(How) should we use domain knowledge in the era of deep learning? (A perspective from speech processing)
Deep neural networks are the new default machine learning approach in many domains, such as computer vision, speech processing, and natural language processing. Given sufficient data for a target task, end-to-end models can be learned with fairly simple, almost universal algorithms. Such models learn their own internal representations, which in many cases appear to be similar to human-engineered ones. This may lead us to wonder whether domain-specific techniques or domain knowledge are needed at all.
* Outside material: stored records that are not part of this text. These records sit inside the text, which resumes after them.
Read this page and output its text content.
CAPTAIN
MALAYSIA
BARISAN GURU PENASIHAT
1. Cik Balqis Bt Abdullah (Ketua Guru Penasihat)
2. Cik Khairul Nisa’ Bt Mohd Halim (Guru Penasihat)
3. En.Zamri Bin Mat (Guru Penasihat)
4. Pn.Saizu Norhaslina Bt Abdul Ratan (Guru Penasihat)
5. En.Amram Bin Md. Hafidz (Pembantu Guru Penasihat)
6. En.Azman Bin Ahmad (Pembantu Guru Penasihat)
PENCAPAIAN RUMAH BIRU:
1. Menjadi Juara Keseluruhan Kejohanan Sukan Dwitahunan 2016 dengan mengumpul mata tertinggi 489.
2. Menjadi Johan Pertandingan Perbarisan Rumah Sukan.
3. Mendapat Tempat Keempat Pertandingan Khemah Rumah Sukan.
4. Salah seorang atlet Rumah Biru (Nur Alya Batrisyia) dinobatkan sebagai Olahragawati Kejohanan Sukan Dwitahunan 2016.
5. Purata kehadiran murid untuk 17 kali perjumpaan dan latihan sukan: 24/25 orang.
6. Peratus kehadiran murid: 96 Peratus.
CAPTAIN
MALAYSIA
This talk will provide a perspective on these issues from the domain of speech processing. It will describe two lines of work attempting to take advantage of domain knowledge without compromising the benefits of deep learning: (1) hierarchical multitask learning and (2) cross-modal representation learning. The main applications will be to speech recognition, but the techniques discussed are general.
Karen Livescu is an Associate Professor at TTI-Chicago. She completed her PhD and post-doc in electrical engineering and computer science at MIT and her Bachelor’s degree in physics at Princeton University. Her main research interests are in the intersection of speech and language processing and machine learning. Her recent work includes multi-view representation learning, acoustic word embeddings, visually grounded speech modeling, and automatic sign language recognition. Her recent professional activities include serving as a member of the IEEE Spoken Language Technical Committee, an associate editor for IEEE Transactions on Audio, Speech, and Language Processing, a technical co-chair of ASRU 2015 and 2017, and a program co-chair of ICLR 2019.